Ak Parti iktidarı ile birlikte iktidar tecrübesini yaşayan eski İslamcılar, bir kriz içerisine girerek İslamcılığı “faydalı bir öteki olarak” araçsallaştırmış ve reddedilmesi gereken bir olgu olarak görmüşlerdir. İslamcılığının siyasal iddialarından vazgeçerek iktidar sahibi olmuşlardır. İslamcılığın siyasal iddiası İslam’ın hükümlerini toplumsal olarak yaşanabilir kılmaktır. Geçmiş dönemde Şeriat isteriz sloganları atan ağabeylerimiz bugün gerçek Şeriat’ın demokrasi olduğunu ifade etmektedirler. Bugün aslında Ak Parti, kimi İslamcılıktan kaynaklanan toplumsal talepleri yaşanabilir kılmaya çalışmaktadır. Partiyi harekete geçiren ve meşruiyet kazandıran talepler somut halka dayanmaktadır.

İslamcılığı siyasal olarak anlamlandıranlar ise, ele geçirilecek iktidar üzerinden toparlanmanın mümkün olacağını düşünmüşlerdir ama gerek çok uzun yıllar iktidar deneyimleri olmamaları ve gerekse de sistemleri İslam’dan uzak gördüklerinden dolayı aralarına koydukları mesafeler ve iktidar olma gerçekleri iktidarı ele geçirmekten ziyade kurumları ele geçirme üzerine odaklanmış buda siyasal olarak bir toparlanmayı getirse de eski düşüncelerle araya ciddi bir mesafeyi koymuştur. İslamcılık son yıllar göz önüne alındığında değişen devlet paradigması ile beraber daha soft bir hale getirilerek sistem içerisine dahil edilmiştir.
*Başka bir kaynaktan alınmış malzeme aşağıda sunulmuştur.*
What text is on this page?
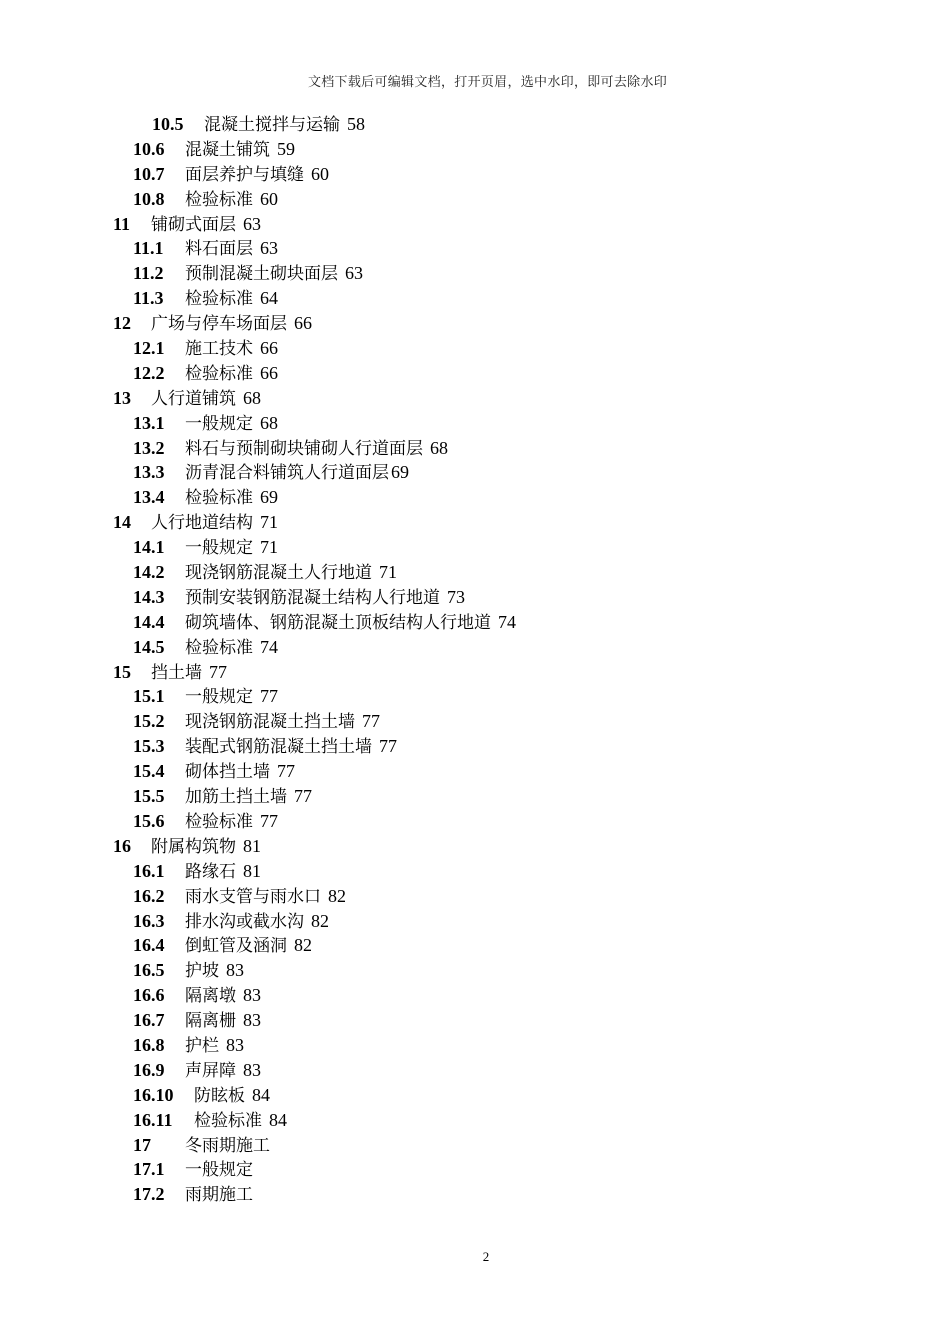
文档下载后可编辑文档，打开页眉，选中水印，即可去除水印
10.5 混凝土搅拌与运输 58
10.6 混凝土铺筑 59
10.7 面层养护与填缝 60
10.8 检验标准 60
11 铺砌式面层 63
11.1 料石面层 63
11.2 预制混凝土砌块面层 63
11.3 检验标准 64
12 广场与停车场面层 66
12.1 施工技术 66
12.2 检验标准 66
13 人行道铺筑 68
13.1 一般规定 68
13.2 料石与预制砌块铺砌人行道面层 68
13.3 沥青混合料铺筑人行道面层 69
13.4 检验标准 69
14 人行地道结构 71
14.1 一般规定 71
14.2 现浇钢筋混凝土人行地道 71
14.3 预制安装钢筋混凝土结构人行地道 73
14.4 砌筑墙体、钢筋混凝土顶板结构人行地道 74
14.5 检验标准 74
15 挡土墙 77
15.1 一般规定 77
15.2 现浇钢筋混凝土挡土墙 77
15.3 装配式钢筋混凝土挡土墙 77
15.4 砌体挡土墙 77
15.5 加筋土挡土墙 77
15.6 检验标准 77
16 附属构筑物 81
16.1 路缘石 81
16.2 雨水支管与雨水口 82
16.3 排水沟或截水沟 82
16.4 倒虹管及涵洞 82
16.5 护坡 83
16.6 隔离墩 83
16.7 隔离栅 83
16.8 护栏 83
16.9 声屏障 83
16.10 防眩板 84
16.11 检验标准 84
17 冬雨期施工
17.1 一般规定
17.2 雨期施工
2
İslamcılık ölmemiştir, İslamcılık hiçbir zaman devletlerde, iktidarlarda yaşamadı. Eğer siz İslamcılığın ölüp ölmediğini devlet katlarında arıyorsanız siz zaten İslamcılığı öldürmüşsünüz. İslamcılık kitapevlerinde, cemaatlerde, yardım teşkilatlarında ve öğrenci yurtlarında halen gelişmeye devam ediyor. Siyasal partiler İslamcılığı ne kadar dönüştürmeye çalışsa da sivil alanlar o denli sağlıklı bir dönüşüm için çabalıyor. Eğer İslamcılık ölseydi bugün Afrika’nın Dadaap Mülteci Kampı’nda bütün ölüm riskine rağmen bir çuval pirinç götürmek için insanlar canlarını vermeyi göze almazdı.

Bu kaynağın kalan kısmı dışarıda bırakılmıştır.